Sürekli tekrarlayan zatürreeden dolayı geçmek bilmeyen öksürükleri ve günden güne zayıflayan ciğerleri, George Orwell’in tüm hayatını sekteye uğratıyor. Sonradan ortaya çıkan tüberkülozu da bu tabloya ekleyelim. Avrupa gibi yıkıntılarla dolu bedenine rağmen Orwell, çok önemli ve bugün okunmaya devam eden kitaplar yazdı. Ross, kitaplarını kaleme alırken sağlığı dalgalanmaya devam eden Orwell’le ilgili olarak doktoru James Williamson’dan bir şey aktarıyor: “Hiç şikâyet etmeyen metanetli halinden çok etkilendim.” Yaşadığı dönemde onca muhalif esere imza atan Orwell için hayli sakin bir tavır bu. Ross’a göre bir dizi hastalıkla boğuşan, suçluluk duygusu geliştiren ve başarısızlığa kafayı takan Orwell, bütün bu olumsuzluklara karşın ömrünün son gününe dek azimli, sadık, cesur ve acımasızca dürüst biri olarak yaşar. Bu özellikleri bile kazandığı zaferi ve başarıyı gösterir aslında.
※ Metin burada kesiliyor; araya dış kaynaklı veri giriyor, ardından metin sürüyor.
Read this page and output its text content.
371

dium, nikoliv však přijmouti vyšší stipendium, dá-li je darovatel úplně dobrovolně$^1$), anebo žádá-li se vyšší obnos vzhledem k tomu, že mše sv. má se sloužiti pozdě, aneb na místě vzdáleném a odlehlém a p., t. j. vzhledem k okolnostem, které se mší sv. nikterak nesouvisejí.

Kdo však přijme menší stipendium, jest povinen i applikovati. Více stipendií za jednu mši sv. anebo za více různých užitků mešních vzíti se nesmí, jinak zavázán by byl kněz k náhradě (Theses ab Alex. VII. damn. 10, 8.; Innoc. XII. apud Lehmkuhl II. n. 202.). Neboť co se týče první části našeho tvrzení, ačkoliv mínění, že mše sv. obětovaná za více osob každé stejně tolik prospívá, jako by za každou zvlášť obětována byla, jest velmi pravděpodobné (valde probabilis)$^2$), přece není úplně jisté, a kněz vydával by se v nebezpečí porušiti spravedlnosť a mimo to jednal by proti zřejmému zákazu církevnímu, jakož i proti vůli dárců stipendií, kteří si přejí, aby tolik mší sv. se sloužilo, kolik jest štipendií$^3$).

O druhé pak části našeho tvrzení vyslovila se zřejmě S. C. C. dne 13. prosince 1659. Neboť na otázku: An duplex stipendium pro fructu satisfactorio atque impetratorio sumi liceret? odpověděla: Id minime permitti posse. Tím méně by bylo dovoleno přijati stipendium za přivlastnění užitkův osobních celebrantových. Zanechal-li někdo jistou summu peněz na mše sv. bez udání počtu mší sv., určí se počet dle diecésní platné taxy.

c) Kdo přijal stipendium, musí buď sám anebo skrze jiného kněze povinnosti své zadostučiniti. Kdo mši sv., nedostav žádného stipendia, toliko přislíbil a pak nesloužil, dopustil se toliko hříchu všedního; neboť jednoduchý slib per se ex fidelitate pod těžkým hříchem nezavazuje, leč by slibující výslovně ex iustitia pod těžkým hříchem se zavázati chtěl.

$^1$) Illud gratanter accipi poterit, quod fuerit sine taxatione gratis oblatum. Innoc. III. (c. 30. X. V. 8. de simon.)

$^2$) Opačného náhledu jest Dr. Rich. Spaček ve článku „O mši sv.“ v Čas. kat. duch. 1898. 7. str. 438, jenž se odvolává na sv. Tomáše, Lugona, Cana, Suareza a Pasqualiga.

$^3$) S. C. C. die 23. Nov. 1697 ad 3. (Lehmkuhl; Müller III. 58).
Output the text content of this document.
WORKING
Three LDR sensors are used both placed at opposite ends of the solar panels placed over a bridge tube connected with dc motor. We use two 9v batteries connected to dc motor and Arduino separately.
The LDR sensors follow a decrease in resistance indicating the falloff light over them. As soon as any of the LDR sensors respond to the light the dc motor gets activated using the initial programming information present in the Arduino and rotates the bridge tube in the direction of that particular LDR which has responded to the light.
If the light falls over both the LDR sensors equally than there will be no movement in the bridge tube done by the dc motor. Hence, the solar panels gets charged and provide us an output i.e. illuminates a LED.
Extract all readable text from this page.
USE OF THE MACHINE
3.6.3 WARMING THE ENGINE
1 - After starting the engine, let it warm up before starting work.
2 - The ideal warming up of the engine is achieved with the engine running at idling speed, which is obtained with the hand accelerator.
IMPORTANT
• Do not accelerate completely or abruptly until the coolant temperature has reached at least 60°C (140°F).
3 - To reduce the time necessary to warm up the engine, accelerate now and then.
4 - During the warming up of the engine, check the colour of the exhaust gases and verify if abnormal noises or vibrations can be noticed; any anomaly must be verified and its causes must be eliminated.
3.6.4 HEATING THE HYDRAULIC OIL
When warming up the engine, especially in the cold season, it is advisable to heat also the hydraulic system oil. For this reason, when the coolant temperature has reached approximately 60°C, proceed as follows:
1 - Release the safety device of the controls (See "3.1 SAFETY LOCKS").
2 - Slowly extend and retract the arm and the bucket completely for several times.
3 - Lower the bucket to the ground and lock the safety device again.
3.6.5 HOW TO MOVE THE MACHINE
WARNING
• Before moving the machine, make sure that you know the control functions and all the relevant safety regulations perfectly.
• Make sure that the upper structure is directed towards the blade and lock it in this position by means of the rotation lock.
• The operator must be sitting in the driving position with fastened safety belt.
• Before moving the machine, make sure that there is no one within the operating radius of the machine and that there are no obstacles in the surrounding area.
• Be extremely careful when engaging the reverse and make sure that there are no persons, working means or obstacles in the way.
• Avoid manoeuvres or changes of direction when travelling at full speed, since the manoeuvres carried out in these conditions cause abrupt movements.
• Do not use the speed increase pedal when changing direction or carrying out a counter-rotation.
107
Ross, ele aldığı yazarların hastalıklarıyla beraber, onlara atfedilen ve dedikodudan öteye gitmeyen rahatsızlıkların bir dökümünü yapmış. Dahası, ömürleri boyunca mücadele ettikleri hastalıklara bir hekim olarak yaklaşmış. Buradan bakıldığında gerçekleri rivayetlerden ayıran bir metin var karşımızda. Ross’un bahsettiği gerçekler, yazarların yapıtlarını hangi ortamda ve nasıl bir ruh haliyle oluşturduğuna dair sağlam veriler sunarken bizi, eğlenceli ve bir o kadar da hüzünlü hayat hikâyeleriyle buluşturuyor.